Adventures in tax law
Conservative media outlets generally, and pro-life ones in particular, are very concerned about the recent settlement of a lawsuit that the Freedom From Religion Foundation (FFRF) filed against the IRS. Since I’m secular, pro-life, and an attorney by day, I’d like to weigh in.
The FFRF charged that the IRS was failing to enforce rules that prohibit electioneering by tax-exempt churches. The case settled when the IRS promised that it had new policies in place to address the issue. But apparently, the IRS didn’t notify faith groups about it directly; the faith groups found out via FFRF’s press release. So right away, they were suspicious.
It was definitely bad form for the IRS not to be transparent about this. But I also think the concerns about what this might mean for the pro-life movement are overblown.

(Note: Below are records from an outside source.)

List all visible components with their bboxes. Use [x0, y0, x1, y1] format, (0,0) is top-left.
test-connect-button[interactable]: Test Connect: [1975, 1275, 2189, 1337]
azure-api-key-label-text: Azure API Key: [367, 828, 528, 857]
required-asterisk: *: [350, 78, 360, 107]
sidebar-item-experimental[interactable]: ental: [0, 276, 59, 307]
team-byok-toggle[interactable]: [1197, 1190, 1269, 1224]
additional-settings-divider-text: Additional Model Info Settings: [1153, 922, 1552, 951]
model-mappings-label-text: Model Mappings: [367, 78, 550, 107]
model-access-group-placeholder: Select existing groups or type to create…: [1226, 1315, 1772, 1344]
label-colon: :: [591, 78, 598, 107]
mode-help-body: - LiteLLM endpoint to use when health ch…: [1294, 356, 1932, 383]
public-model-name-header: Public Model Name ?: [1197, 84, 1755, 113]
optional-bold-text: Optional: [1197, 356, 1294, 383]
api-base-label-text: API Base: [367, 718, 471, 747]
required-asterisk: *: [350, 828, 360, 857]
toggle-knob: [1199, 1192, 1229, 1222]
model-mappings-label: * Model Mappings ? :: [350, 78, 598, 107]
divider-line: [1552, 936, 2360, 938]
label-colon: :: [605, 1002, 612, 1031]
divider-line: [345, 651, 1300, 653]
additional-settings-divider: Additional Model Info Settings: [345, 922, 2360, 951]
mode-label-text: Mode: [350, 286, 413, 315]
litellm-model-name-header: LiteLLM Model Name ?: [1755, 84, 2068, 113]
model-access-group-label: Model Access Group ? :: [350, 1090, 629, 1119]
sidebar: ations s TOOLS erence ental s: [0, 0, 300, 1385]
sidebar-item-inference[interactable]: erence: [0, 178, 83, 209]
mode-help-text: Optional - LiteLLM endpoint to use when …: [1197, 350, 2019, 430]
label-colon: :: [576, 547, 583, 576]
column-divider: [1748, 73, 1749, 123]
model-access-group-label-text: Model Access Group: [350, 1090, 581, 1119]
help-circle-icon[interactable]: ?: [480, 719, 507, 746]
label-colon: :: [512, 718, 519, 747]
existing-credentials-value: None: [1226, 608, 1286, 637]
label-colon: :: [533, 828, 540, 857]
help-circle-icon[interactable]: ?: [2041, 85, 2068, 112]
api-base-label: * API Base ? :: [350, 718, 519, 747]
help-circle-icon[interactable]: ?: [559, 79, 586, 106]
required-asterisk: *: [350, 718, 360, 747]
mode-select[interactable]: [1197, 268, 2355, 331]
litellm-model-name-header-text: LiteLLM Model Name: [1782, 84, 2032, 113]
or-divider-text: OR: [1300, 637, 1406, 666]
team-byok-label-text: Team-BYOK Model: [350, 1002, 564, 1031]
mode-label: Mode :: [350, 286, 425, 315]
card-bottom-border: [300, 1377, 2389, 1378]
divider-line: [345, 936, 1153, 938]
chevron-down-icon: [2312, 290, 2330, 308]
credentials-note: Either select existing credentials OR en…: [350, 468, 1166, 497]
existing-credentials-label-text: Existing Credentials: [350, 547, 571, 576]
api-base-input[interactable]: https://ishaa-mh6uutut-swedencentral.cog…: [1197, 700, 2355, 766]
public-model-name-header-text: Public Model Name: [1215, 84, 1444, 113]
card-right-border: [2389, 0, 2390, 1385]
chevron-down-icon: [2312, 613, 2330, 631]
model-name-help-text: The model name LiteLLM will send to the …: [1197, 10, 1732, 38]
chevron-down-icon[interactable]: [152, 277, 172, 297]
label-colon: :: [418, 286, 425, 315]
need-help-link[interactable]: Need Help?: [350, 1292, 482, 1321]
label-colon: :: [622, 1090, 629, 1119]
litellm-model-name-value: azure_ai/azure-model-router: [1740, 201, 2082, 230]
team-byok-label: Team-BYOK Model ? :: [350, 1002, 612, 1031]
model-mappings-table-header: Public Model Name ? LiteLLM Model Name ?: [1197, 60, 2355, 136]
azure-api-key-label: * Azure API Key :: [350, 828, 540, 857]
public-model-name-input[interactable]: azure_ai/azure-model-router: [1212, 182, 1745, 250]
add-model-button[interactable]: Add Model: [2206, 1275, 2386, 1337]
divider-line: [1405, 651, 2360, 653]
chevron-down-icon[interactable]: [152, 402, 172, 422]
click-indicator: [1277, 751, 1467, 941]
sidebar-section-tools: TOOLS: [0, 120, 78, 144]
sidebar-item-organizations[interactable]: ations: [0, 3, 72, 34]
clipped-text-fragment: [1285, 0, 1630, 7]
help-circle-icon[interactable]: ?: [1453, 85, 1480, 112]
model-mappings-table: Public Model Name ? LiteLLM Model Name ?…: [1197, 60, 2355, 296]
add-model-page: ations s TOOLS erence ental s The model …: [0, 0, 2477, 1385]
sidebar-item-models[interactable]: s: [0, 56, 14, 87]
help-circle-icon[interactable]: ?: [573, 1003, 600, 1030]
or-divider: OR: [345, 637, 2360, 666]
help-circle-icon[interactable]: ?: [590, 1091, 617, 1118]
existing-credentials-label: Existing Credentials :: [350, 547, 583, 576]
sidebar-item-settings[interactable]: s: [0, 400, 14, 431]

LifeNews states: “The next time your pastor delivers a pro-life sermon or urges the congregation to stand up for pro-life values in the political or public arena, he could be taken to task by the IRS.” Well, maybe. It depends on how partisan the statement is. If merely asking people to stand up for pro-life values in the public arena was enough to attract the IRS’s wrath, no pro-life group could be tax-exempt.
Some background: churches are presumed to be tax-exempt. Naturally, there are plenty of unscrupulous groups, including political campaigns, that would love to take advantage of that presumption. So there needs to be some mechanism in place to draw a hard line, with tax-exempt churches on the one side and non-exempt campaigns on the other. This is the ban on “electioneering.”
Other non-profits aren’t presumed to be tax-exempt, but earn tax-exempt status via an application to the IRS that explains their non-profit mission. (This is the process that was at the center of the IRS/Tea Party scandal.) These non-profits must also refrain from electioneering.
The way “electioneering” is defined is key. Every pro-life statement ever made has some impact on politics. An educational pamphlet on prenatal development may inspire a reader to vote for a pro-life candidate in the next election. But such a pamphlet is not “electioneering.”
Hold on, you might be thinking: I’ve seen pro-life groups like NRLC, the Susan B. Anthony List, and Americans United for Life straight-up endorse political candidates. That must be electioneering, right?
It is. Those organizations maintain their tax exemptions because each of them has a separate corporation designated specifically for electioneering purposes. Those corporations raise funds separately from the main non-profit, and if you donate to those political arms, your donations won’t be tax-deductible. It’s the same setup whether you’re talking about pro-life groups, abortion advocacy groups, pro-/anti-marijuana groups, and any other cause you can think of. These groups have to assiduously maintain separation of the main non-profit from the political arm, or risk their tax exemption.
Of course, churches tend not to have political arms; some, particularly small ones, aren’t even formally incorporated. So they have to be very careful to avoid electioneering.
Fortunately for them, a sermon on the sixth commandment is not electioneering. A sermon on abortion specifically isn’t electioneering either, for the same reason the prenatal development pamphlet isn’t. It takes more overtly partisan advocacy to cross the line into electioneering.
To be fair, churches may worry that a pro-abortion administration with an ax to grind will abuse their authority by unreasonably stretching the definition of “electioneering” to encompass protected pro-life speech, especially given the IRS’s recent history. That is a concern. But it’s a concern that existed long before the FFRF’s lawsuit, and the settlement didn’t involve the way “electioneering” is defined. So nothing has changed on that count.
Yes, thank you for this explanation.
Very interesting. I honestly had no idea how any of this worked, so thanks for the information.